Methods:  An age- and sex-matched case–control study was conducted to further assess the association between history of smoking, past surgery, childhood, and other potential causative factors with the development of UC using the answers to a detailed questionnaire. The data were analyzed using univariate analysis and logistic regression. The results are presented as odds ratios (OR) and 95% confidence intervals.

Results:  One hundred and two cases and an equal number of matched controls were included in the study. Using a three-level comparison, at the age of diagnosis, the risks of developing UC were 0.41 (0.19–0.87), 3.45 (1.62–7.35) and 0.78 (0.44–1.37) for smokers, ex-smokers and non-smokers, respectively. When compared to individuals who have never smoked, ex-smokers were at a higher risk of developing the disease (OR = 3.00 (1.38–6.51)). The specific history of quitting smoking prior to the age of onset of symptoms was associated with an increased risk for developing the disease (OR = 3.45 (1.62–7.35)).

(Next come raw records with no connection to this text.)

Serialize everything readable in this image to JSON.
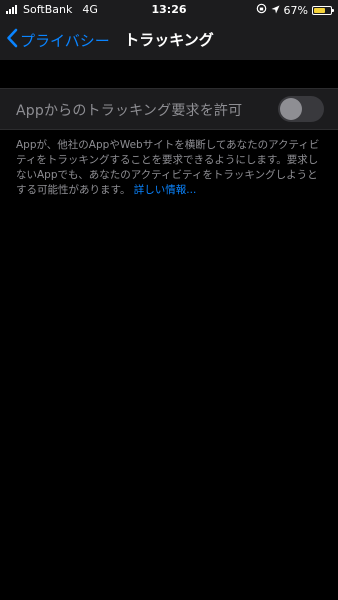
{
  "status_bar": {
    "carrier": "SoftBank",
    "network": "4G",
    "time": "13:26",
    "battery_percent": "67%",
    "battery_level": 0.67,
    "battery_fill_color": "#f5d33a",
    "icons": [
      "signal-icon",
      "lock-rotation-icon",
      "location-arrow-icon",
      "battery-icon"
    ]
  },
  "nav": {
    "back_label": "プライバシー",
    "title": "トラッキング"
  },
  "setting": {
    "label": "Appからのトラッキング要求を許可",
    "toggle_state": "off"
  },
  "footer": {
    "description": "Appが、他社のAppやWebサイトを横断してあなたのアクティビティをトラッキングすることを要求できるようにします。要求しないAppでも、あなたのアクティビティをトラッキングしようとする可能性があります。",
    "link": "詳しい情報..."
  },
  "colors": {
    "background": "#000000",
    "grouped_cell": "#1c1c1e",
    "accent": "#0a84ff",
    "secondary_text": "#8e8e93"
  }
}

Conclusions:  Active smoking was associated with a low risk for the development of UC, but the lack of history of smoking was not associated with an increase in the risk. History of quitting smoking prior to the onset of symptoms, in contrast, was associated with a significant increase in the risk of developing the disease. These findings make the theory of a simple protective effect of smoking on the development of UC difficult to justify. It may be plausible to suggest that the withdrawal of the immunosuppressive effect of smoking triggers the disease onset in a genetically susceptible individual or simply unmasks its symptoms.